It is known that for a laboratory computing system the number of system failures during a month has a Poisson distribution with a mean of 0.8. The system has just failed. Find the probability that at least 2 months will elapse before a further failure.
So I thought that I should find the $P(X=0)+P(X=1)$ and I found .898658 am I right?
I'm not sure why you're adding $P(X=0)$ and $P(X=1)$. Because there are two months?
The right approach is to consider what must happen in those two months. In the first month, there must be no failures. This happens with probability $P(X=0) = e^{-0.8}$. That must be repeated for a second month with no failures, which has the same probability. Since the two months are independent (a property of the Poisson distribution), the probability that at least two months will pass before the next failure is $[P(X=0)]^2 = e^{-1.6} \doteq 0.20190$.

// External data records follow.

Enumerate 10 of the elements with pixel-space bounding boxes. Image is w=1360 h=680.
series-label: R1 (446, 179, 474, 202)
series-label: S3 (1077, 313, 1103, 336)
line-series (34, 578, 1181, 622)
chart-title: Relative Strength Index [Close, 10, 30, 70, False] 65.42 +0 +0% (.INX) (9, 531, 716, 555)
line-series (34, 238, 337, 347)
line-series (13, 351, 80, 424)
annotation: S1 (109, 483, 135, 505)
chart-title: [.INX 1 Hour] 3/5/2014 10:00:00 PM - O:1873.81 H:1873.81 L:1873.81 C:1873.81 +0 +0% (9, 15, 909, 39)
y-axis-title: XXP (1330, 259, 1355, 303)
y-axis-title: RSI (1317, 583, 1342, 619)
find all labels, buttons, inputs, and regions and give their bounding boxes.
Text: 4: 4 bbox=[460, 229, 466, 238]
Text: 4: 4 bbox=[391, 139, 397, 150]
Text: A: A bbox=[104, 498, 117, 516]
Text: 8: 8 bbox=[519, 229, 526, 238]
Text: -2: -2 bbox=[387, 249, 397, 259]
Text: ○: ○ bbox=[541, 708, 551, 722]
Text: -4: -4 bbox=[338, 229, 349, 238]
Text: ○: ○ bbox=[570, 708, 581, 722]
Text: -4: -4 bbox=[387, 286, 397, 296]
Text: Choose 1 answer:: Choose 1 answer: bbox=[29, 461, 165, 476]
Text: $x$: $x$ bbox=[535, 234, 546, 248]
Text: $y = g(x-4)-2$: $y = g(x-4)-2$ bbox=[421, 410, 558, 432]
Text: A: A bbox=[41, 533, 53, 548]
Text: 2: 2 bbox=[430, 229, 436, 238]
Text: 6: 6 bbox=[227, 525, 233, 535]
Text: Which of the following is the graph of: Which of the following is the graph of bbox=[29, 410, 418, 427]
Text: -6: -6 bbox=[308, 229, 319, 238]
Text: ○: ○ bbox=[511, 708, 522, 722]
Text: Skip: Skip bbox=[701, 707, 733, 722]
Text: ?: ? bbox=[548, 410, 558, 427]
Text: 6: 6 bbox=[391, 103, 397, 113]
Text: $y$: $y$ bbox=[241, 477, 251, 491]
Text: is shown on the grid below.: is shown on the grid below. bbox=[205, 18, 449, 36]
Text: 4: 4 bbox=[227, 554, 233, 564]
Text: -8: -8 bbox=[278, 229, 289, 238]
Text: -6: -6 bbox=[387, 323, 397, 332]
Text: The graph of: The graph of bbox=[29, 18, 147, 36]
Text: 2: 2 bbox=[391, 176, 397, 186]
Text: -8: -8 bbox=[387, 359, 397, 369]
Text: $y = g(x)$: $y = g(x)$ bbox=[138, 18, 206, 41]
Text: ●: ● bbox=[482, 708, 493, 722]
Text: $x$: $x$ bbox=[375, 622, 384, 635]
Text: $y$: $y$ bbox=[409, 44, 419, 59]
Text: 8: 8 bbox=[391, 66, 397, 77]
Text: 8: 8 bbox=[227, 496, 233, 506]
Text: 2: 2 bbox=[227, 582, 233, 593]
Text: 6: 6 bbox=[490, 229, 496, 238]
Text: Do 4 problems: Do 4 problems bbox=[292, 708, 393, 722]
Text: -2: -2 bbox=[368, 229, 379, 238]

One can also arrive at the same answer by considering that the exponential time to failure associated with a Poisson distribution with rate $\lambda = 0.8$ has a CDF of $F(t) = 1-e^{-0.8t}$. This represents the probability that the next failure happens by time $t$ months. We want the probability that the next failure does not happen within $t=2$ months, and this probability is $P(t>2) = 1-P(t<2) = 1-F(2) = e^{-1.6}$, as before.